Credit conditions remain tight for Spanish business and consumers, who have been hit by sluggish output growth and high unemployment. Low interest rates have also eroded banks’ margins.
Bankia was formed in 2010 as a congolmerate of seven of the country's regional banks which were facing the threat of bankruptcy. In 2012, the Spainish government was forced to bail it out after it nearly collapsed, leaving Spain's taxpayers with a 45% stake.
Spain’s outlook, along with many other Western economies, is looking up. The country exited a two year recession in the third quarter after it scraped 0.1% GDP growth.
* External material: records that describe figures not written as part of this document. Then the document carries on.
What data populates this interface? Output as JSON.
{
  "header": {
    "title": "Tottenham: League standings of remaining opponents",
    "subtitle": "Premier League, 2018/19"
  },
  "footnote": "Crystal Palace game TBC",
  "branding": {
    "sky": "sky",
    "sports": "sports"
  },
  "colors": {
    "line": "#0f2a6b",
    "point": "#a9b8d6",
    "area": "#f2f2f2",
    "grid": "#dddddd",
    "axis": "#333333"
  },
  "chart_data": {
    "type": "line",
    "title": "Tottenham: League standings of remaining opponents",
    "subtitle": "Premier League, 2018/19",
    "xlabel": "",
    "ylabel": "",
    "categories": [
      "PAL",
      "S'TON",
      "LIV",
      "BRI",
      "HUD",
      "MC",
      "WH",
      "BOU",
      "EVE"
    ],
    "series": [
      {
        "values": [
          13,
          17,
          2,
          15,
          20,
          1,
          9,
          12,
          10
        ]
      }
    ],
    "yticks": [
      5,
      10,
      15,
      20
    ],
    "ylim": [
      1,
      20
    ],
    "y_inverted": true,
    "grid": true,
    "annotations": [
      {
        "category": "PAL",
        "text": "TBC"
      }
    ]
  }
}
Prime Minister Mariano Rajoy was upbeat regarding the end of the recession, but cautioned that a recovery will be “slow and gradual”.
In September, Spain’s public debt hit a new high of 92.2% of GDP at €942.8bn. Its unemployment rate remains stubbornly high at 26.9%.
However, the banking sector is showing signs of improvement. Spain's landers had suffered badly from the 2008 property asset collapse, having been tied up in the financing of the real estate boom beforehand.
In August 2012, Spanish banks borrowed €411bn from the European Central Bank (ECB) to maintain liquidity. The country's banks have reduced their borrowing from the ECB for 12 consecutive months, drawing down just €249bn in August.
The International Monetary Fund (IMF) has hailed the “strong progress” of Spain’s economic reforms through fiscal tightening, the relaxing of labour market laws, and cleaning up the banking system.
"Strong reform progress is helping stabilise the economy and external and fiscal imbalances are correcting rapidly. But unemployment remains unacceptably high and the outlook difficult. This calls for urgent action to generate growth and jobs, both by Spain and Europe," said the IMF's concluding statement after its visit to Madrid.